Factbox: Olympic progress for women – Seiko Hashimoto set to replace Yoshiro Mori

Japan's Olympic and Paralympic Games Minister Seiko Hashimoto attends a news conference in Tokyo, Japan, on September 16, 2020. [REUTERS/Kim Kyung-Hoon/Fie Photo]

Seiko Hashimoto, 56, Japan’s Olympics minister and a competitor in seven Games, looks set to replace Yoshiro Mori as president of the Tokyo organising committee after he resigned amid an outcry over sexist comments about women.

Following are milestones in the battle for equality in and around the Olympics.

DE COUBERTIN DISMISSES WOMEN COMPETITORS

When Baron Pierre de Coubertin revived the modern Olympic Games in 1896, he dismissed female participation as unaesthetic and improper.

WOMEN BEGIN TO TAKE PART

The 1896 Olympics was all-male, with women taking part in only a handful of sports over the next few editions. Only in 1928 were women allowed to compete in athletics, and then in five events.

However, several finishers including German winner Lina Radke-Batschauer collapsed after the 800 metres.

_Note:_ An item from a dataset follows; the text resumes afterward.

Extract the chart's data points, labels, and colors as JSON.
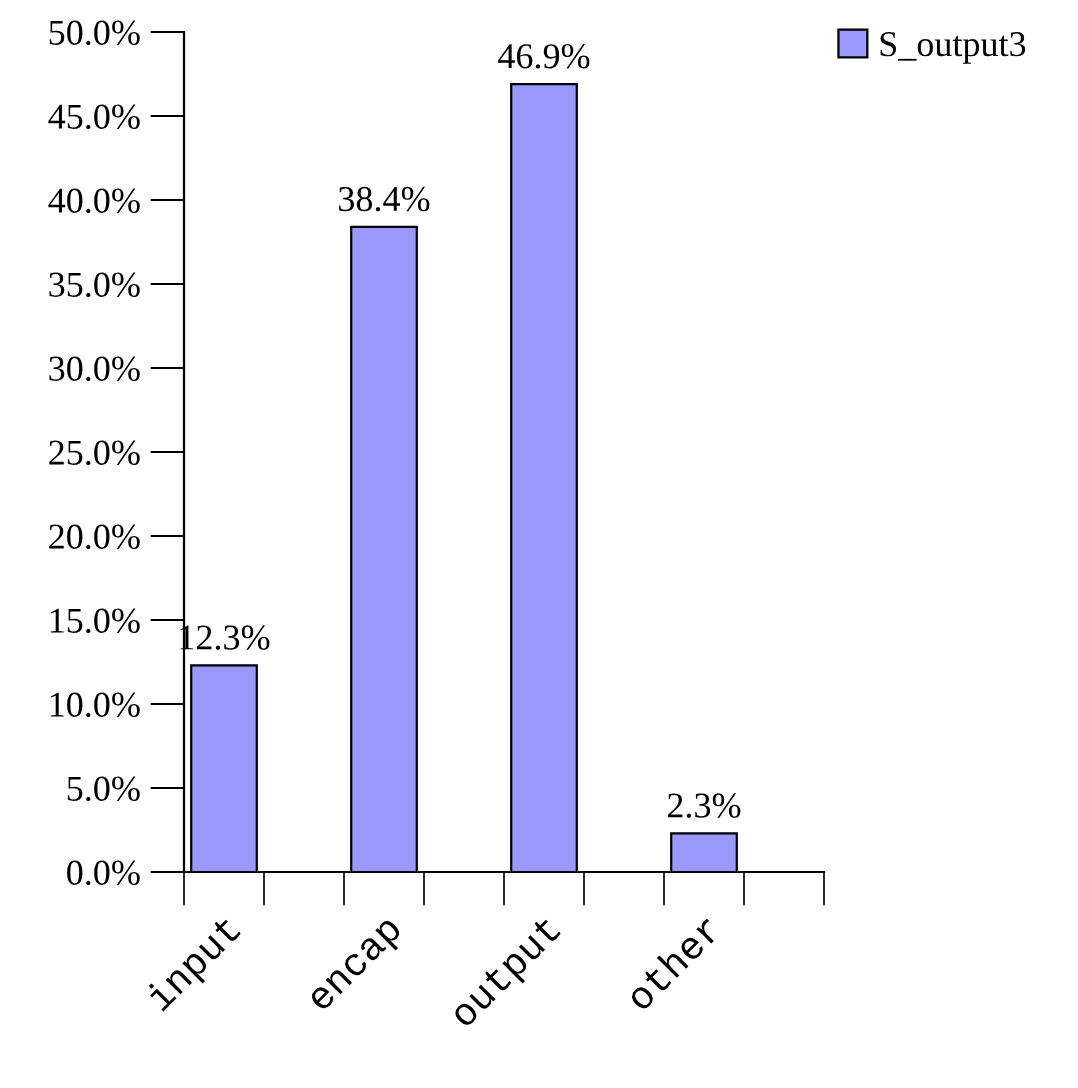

WOMEN’S REPRESENTATION RESTRICTED

Women were not allowed to run more than half a lap of the track until 1960, and despite the huge advances in the fight for equality in the 1960s and 70s, progress in athletics and across the Olympic movement was slow.

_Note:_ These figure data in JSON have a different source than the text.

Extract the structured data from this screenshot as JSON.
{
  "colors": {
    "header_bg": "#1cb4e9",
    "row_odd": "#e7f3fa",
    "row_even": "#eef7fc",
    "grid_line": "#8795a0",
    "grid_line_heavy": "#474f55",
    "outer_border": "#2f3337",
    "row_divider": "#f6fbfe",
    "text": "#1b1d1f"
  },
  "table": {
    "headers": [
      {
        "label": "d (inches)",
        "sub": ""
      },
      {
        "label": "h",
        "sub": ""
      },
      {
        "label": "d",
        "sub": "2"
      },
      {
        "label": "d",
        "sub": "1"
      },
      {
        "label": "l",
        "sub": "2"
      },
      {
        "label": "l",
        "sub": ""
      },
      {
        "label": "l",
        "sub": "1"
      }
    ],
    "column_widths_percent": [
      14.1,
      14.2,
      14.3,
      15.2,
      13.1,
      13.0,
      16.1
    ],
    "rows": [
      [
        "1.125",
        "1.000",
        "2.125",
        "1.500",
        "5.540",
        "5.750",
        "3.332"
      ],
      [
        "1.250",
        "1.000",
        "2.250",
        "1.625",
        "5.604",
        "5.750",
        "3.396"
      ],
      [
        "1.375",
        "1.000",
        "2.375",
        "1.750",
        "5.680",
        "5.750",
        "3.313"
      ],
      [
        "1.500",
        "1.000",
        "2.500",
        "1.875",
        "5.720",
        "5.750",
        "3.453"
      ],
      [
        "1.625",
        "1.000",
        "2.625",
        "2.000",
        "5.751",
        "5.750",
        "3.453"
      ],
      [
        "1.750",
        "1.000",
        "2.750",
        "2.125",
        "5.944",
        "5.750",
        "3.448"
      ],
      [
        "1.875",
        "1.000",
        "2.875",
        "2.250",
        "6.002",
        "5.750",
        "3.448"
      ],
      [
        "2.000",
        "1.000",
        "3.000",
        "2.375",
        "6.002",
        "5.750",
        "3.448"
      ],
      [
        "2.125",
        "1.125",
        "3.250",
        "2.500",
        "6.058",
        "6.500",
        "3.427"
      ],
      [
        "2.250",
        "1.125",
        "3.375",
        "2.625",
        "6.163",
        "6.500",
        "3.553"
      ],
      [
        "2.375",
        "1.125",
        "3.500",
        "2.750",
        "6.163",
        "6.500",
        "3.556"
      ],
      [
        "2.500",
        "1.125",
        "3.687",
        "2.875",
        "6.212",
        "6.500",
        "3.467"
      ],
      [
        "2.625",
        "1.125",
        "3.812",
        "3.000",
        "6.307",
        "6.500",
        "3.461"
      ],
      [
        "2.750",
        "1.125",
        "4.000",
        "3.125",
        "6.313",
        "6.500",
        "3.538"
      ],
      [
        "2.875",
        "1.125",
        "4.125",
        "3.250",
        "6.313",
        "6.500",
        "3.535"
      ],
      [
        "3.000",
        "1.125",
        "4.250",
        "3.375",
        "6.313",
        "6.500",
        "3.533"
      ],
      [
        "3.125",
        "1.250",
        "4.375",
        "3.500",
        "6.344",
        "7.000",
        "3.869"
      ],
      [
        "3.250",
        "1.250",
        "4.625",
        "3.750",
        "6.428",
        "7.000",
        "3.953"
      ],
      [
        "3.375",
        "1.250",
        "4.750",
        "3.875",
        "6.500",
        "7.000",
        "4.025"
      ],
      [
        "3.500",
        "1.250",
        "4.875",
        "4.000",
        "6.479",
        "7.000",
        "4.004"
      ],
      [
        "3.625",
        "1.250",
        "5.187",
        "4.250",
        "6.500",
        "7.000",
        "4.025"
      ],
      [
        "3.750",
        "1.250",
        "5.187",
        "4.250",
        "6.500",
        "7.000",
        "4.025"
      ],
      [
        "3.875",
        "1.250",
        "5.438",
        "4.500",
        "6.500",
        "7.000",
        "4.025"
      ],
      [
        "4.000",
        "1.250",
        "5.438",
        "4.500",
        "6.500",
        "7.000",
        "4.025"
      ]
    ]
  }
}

Japan's Olympic and Paralympic Games Minister Seiko Hashimoto is surrounded by media as she leaves a parliamentary session in Tokyo, Japan February 17, 2021. [Kyodo/via REUTERS]

FEMALE NUMBERS INCREASE OVER TIME

Women were not allowed to race the marathon until 1984 at a Los Angeles Games still featuring only 23% female participation across all sports.

Women made up 45% of athletes at the 2016 Rio Games and are expected to reach almost 49% at Tokyo this year. Women’s representation was 41% at the 2018 Winter Olympics.

WOMEN IN THE IOC

The International Olympic Committee has sought to bring in more women.

The first two female IOC members were appointed in 1981, and women now represent 37.5% of the membership. The first woman on the IOC’s executive board came in 1990. There are now five women on the 15-person board, including the vice president, American former Olympic rower Anita De Frantz.

Women chair 11 of the 30 IOC commissions and make up 47.8% of commission members, while the IOC Athletes’ Commission in Tokyo consists of 11 women and six men and is chaired by Zimbabwe’s former Olympic swimmer Kirsty Coventry.